Serum calcium was found to be elevated in newly diagnosed T2DM than healthy volunteers in present study. Prospective study on Spanish population by Becerra-Tomás N et al., have found increased serum calcium levels in newly developed T2DM [35]. Systemic review and meta-analysis by Zhu J et al., and cross-sectional study Sun G et al., have also found similar results [36,37].
In the present study, a negative correlation of insulin and insulin resistance was seen with calcium in cases, controls and overall subjects.
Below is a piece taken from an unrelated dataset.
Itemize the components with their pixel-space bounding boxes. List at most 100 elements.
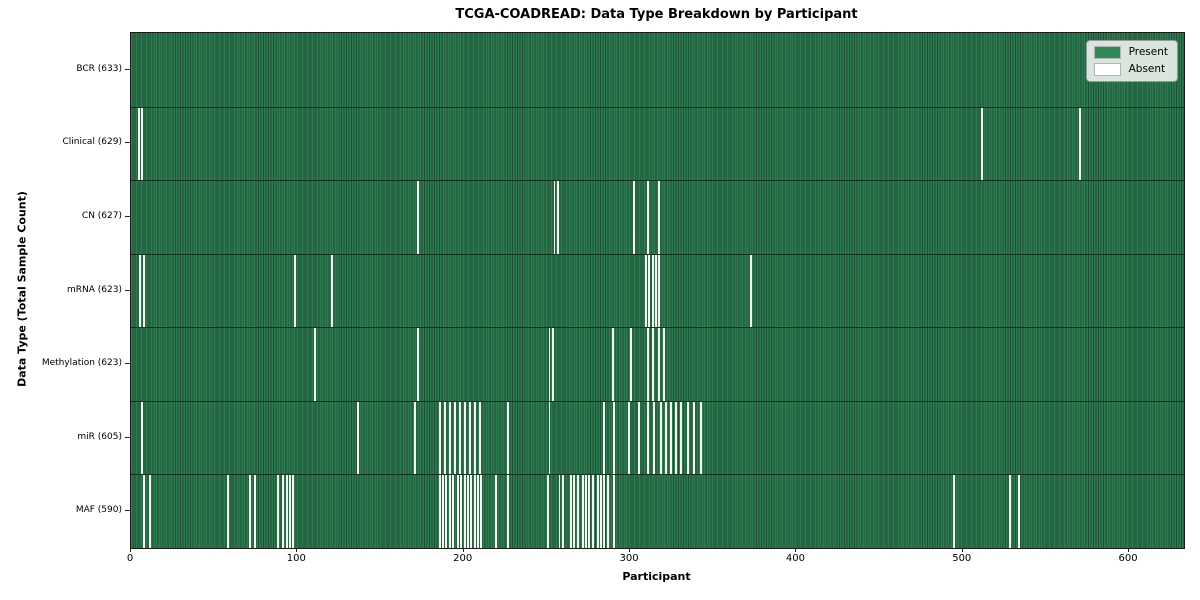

Similar findings have been found in various other studies [35,36]. It is hypothesised that in T2DM the glucose threshold for insulin secretion is raised and the physiological biphasic pulsatile insulin secretion is switched to monophasic due to impairment of voltage gated calcium channels [35]. This may account for negative correlation of serum calcium with insulin. (cases-r=-0.092; control-r=-0.155)
Studies done by Sun G et al., and Wu X et al., reveal decrease in serum calcium levels may lead to increase in insulin resistance in peripheral tissues by defective insulin signalling and decreased GLUT 4 receptors [37,38]. This finding is in support of present negative correlation of serum calcium with HOMA-IR. In contrast, the Furukawa Nutrition and Health Study, a cross-sectional study on Japanese population and another Indian study have found positive correlation of calcium with HOMA-IR [39,40]. Factors like BMI, muscle mass, ethnicity have shown to affect the relationship [40].
Few studies have explored the role of calcium being an independent predictor of insulin and its resistance [38,40]. In the present study, both serum insulin and insulin resistance showed miniature increase with increase in serum calcium in cases but none of them were significant. In controls serum insulin decreased with increase in serum calcium level but even they were not significant.
Prospective study by Wu X et al., have found high calcium levels precede peripheral insulin resistance [38]. Cross-sectional study done on Indian population by Shridhar K et al., have found serum calcium to be positively associated with insulin resistance [40]. Insulin stimulates glucose mediated insulin secretion from pancreas by causing efflux of calcium from endoplasmic reticulum [41].
A multivariate regression analysis was done to find how the level of uric acid and calcium influence the occurrence of DM when adjusting for sex, family history, BMI and HOMA-IR. The odds of developing DM decreased with increase in serum uric acid level and serum calcium level. The relationship between uric acid and development of T2DM was significant (p-0.010).
Prospective study by Krishnan E et al., and Juraschek SP et al., have found hyperuricaemia leading to development of T2DM while Taniguchi Y et al., have found no link of uric acid in development of T2DM [14,26,30]. A cohort study by Hagstorm E et al., showed increased endogenous calcium may have a role in development of T2DM [42].
Limitation(s)
There may be confounders with other biological parameters like dyslipidaemia which the present study has not accounted for. A sample size calculation was not done for this study and this remains a major limitation. The causality of the observed associations between study parameters should be more comprehensively studied in prospective cohort studies with a large sample size to obtain a clarified view of role of serum uric acid and calcium and its role in influencing levels of insulin and HOMA-IR in development and progression to T2DM.
Conclusion(s)
In the current study, it was observed that, increased uric acid leads to increase in insulin resistance but the levels of uric acid were lower in person newly diagnosed with T2DM. The exact biochemical mechanism responsible for this observation is not clear and a conclusive relationship of serum calcium with insulin and its resistance could not be established. To find true associations between total serum calcium in T2DM, it is vital to exclude possible confounding factors like muscle mass, physical activity, diet and other hormonal interactions.